Si hace 20 años yo le hubiera dicho a la niña de la recepción, “la voy a llevar a comer anguila cruda sobre arroz mazacotudo con hierbas donde defecan las focas”, me hubiera dado una bofetada; y me lo hubiera merecido, y lo hubiera merecido hoy; sólo que hoy me gano un beso porque la mencionada porquería se llama SUSHI .
Como tantos alimentos, el sushi es un accidente y algo que la gente terminó comiendo por necesidad. Y es una necesidad: las nutrias marinas, en el mar de los Sargazos, no se comen las algas, se limpian sus abultados traseritos con ellas, y luego la naturaleza no sabe qué hacer con ese sobrante; ¡¡Sushi!!, gritó el señor Miyagi, el refugiado con sombrero en forma de casita, que es el que hace esa porquería.
No me gusta como lo sirven esas japonesitas que me despiertan sucios sentimientos, entregándolo con las manos cerradas, el pulgar pegado a los demás dedos y la cabeza agachada pidiendo perdón por la horrenda porquería que nos ofrecen.

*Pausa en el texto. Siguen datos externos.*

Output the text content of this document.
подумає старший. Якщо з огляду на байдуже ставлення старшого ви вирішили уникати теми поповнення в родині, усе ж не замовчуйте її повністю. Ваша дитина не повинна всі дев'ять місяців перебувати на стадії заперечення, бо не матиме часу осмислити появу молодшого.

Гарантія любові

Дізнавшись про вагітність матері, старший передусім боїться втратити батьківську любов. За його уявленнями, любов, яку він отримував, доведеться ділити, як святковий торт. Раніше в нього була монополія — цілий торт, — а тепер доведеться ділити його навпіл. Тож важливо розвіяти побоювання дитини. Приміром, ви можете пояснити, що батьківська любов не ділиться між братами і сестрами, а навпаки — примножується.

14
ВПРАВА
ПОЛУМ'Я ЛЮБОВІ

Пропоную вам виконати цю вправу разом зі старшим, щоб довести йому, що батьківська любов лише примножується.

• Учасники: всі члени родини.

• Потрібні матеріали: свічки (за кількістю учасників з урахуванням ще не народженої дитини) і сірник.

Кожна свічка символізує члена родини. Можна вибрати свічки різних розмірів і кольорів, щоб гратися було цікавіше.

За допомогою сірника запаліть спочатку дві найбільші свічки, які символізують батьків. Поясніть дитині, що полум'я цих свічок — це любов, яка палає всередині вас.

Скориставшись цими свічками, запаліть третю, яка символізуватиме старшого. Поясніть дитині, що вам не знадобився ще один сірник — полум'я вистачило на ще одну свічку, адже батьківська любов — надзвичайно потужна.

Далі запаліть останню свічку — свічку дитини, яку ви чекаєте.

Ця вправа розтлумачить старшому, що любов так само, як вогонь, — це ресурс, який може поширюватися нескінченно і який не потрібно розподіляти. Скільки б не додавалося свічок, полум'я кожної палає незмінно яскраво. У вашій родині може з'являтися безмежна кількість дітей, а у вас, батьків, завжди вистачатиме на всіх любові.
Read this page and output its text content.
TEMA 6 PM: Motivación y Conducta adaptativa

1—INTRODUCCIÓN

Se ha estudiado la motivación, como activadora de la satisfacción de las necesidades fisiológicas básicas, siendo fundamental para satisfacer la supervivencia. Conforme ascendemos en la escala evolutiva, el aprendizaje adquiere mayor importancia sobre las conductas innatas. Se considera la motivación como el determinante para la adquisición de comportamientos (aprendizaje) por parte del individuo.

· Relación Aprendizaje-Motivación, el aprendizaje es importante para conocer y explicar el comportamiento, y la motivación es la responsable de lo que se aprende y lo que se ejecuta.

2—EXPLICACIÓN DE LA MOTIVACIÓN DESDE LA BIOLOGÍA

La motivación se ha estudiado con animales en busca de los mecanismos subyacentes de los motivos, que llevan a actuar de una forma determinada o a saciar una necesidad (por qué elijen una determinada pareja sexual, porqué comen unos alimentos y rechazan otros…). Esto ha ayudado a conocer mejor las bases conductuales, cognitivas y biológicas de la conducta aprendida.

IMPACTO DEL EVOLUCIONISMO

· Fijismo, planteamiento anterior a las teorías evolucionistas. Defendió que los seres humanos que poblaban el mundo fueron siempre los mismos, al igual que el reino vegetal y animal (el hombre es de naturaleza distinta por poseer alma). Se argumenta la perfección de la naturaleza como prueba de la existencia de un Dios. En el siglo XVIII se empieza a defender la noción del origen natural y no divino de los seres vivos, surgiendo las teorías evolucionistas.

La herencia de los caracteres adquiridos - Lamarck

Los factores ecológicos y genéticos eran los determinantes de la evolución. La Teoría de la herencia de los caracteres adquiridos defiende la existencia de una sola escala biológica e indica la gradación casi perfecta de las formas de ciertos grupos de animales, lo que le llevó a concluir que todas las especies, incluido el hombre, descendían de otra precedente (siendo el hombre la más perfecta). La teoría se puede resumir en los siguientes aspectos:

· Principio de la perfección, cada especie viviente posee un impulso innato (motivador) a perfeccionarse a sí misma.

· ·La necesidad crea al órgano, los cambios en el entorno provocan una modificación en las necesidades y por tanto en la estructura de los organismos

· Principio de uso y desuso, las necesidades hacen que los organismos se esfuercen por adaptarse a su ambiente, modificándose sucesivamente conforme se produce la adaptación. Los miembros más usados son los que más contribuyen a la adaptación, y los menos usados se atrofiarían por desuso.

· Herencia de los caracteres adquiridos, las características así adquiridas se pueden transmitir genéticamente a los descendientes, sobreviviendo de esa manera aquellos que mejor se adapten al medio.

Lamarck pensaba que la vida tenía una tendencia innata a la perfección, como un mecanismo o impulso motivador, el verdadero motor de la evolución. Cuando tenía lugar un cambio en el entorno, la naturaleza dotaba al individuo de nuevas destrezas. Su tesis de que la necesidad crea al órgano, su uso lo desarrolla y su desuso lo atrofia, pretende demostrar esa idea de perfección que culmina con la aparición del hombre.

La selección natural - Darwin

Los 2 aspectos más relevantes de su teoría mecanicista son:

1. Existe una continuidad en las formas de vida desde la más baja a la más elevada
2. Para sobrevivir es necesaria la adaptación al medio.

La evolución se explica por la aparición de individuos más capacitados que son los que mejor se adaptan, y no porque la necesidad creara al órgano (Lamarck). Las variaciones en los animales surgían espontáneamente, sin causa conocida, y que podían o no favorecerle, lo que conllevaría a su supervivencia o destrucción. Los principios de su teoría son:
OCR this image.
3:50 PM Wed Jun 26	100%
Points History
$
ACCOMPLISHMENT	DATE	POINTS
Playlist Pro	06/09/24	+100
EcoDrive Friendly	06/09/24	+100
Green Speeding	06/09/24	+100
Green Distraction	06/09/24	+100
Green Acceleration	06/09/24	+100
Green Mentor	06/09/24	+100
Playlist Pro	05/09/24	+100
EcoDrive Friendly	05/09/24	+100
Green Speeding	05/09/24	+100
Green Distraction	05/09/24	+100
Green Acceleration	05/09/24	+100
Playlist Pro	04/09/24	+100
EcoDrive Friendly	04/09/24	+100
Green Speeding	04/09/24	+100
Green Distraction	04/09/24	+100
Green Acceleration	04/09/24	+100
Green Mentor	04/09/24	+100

El arrepentimiento japonés, su costumbre de agacharse, viene, no de la vergüenza de su nacionalismo altisonante, sino de du plato nacional: el sushi, de que lo comamos y sepamos qué hicieron con los pececitos ornamentales y con las algas que las nutrias desecharon luego de hacer abluciones en sus adorables y velludos tafanarios.
A veces pienso en todo lo que le tocó sufrir a Richard Chamberlain en Japón cuando fue Shogun; no lo dejaron salir por mera y pura amabilidad y tuvo que terminar comiendo sushi y desposando a una mujer que tenía un adorable nombrecito, como “Masato”… “Mariko”, eso es.
Pero el oficinista nacional lo ama, se quiebra el culo por comerlo: “Mira, es que es muy sano, no se cocina y por eso no produce cáncer”.
Por qué no se indaga un poco en sus orígenes; esos salvajes con pañoletica en su cabeza, que lo preparan y juran lealtad a sus cuchillos son tipos que no me abren el apetito, y que en las noches, en oscuros callejones de ciudades orientales, lavan sus calzoncillos de luchador de sumo en los que una cuerdita esbelta recorre y cubre la honorable parte que las nutrias se limpian con las algas: “Hai”, levantan sus cuchillos y se ríen con las uñas marrones.
Si queremos ser como los japoneses, ¿por qué en lugar de spinning no hacemos lucha de sumo con la empleada en las mañanas?, o mejor aún y más respetable, ¿por qué no trabajamos más de tres mil horas al año como los japoneses a los que sí les toca comerse el papel higiénico de los mamíferos marinos?, “¡Hai!”.